Eros e Thanatos sono una coppia simbolicamente feconda ma che andrebbe radicalmente ripensata e messa in discussione. L’amore che uccide si può chiamare ancora così? O piuttosto è il non-amore che –portato alle sue estreme conseguenze- non tollera che l’altro esista al di fuori di una struttura di dominio? Viene in mente quanto in modo insuperabile affermava Giovanni Paolo II nelle sua Mulieris Dignitatem a proposito di quella dignità della donna in quanto persona cioè essere “per sé” che è in relazione con un altro.
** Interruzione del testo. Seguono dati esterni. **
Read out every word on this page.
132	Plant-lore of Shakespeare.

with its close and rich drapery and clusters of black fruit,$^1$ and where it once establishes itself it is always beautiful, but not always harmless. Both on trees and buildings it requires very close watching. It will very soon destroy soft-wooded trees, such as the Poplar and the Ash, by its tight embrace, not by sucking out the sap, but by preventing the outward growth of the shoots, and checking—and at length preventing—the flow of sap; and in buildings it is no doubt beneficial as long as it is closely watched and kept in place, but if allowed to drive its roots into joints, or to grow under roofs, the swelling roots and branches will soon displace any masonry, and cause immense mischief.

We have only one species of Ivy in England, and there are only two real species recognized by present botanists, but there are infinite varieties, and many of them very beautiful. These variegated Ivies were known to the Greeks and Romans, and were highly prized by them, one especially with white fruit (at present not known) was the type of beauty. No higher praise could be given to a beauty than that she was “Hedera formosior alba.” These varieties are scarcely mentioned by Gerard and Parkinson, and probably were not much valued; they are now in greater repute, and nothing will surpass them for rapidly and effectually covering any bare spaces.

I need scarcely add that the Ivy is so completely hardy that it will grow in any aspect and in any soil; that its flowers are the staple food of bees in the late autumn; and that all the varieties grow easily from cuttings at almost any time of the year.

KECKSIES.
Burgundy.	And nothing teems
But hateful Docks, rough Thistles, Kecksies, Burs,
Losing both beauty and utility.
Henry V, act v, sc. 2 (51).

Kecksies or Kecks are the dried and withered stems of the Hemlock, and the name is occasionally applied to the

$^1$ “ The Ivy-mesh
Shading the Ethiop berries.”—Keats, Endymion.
Dignità dunque della relazione tra due persone che reciprocamente si riconoscono e si alleano in un progetto di vita che li unisce e li distingue nella comunione. Amore ha questa dimensione e questo respiro.
La cultura del possesso e della negazione dell’altro/a in cui siamo immersi ci fa banalizzare il male, come direbbe la Arendt, e chiamare delitto passionale quello che appartiene ai domini oscuri della malattia, del disagio e della disperazione. Abbiamo per questo il dovere di derubricare questi fenomeni di violenza sulle donne dall’orizzonte emozionale e di ricondurli per intero a quella sopraffazione che nasce dalla paura dell’altro, dal volerlo “possedere” come una cosa, dal non sopportare che sopravviva ad un legame malato. Dobbiamo continuare a ricordare agli uomini che è è proprio questo, ora  il momento opportuno per liberare la relazione con le donne da ogni residuo di brutalità, di distruttività, di abuso.
Dobbiamo soprattutto alle giovani generazioni trasmettere la cultura dell’alleanza tra uomini e donne in vista della vita e non della morte.
La responsabilità delle parole nasce anche da qui. L’amore è “passione” nel senso che sa anche passare attraverso la sofferenza e sa essere più forte del dolore. Sa sopportare che l’altro sia, viva .
Anzi: vuole che l’altro sia più di se stesso. Guardiamo perciò a questi fenomeni di morte come a ciò che è esattamente agli antipodi dell’amore e non una sua degenerazione.
Abbiamo il dovere di difendere uomini e donne del nostro tempo da tutto quello che li defrauda di questa possibilità e inesauribile ricchezza del loro incontro.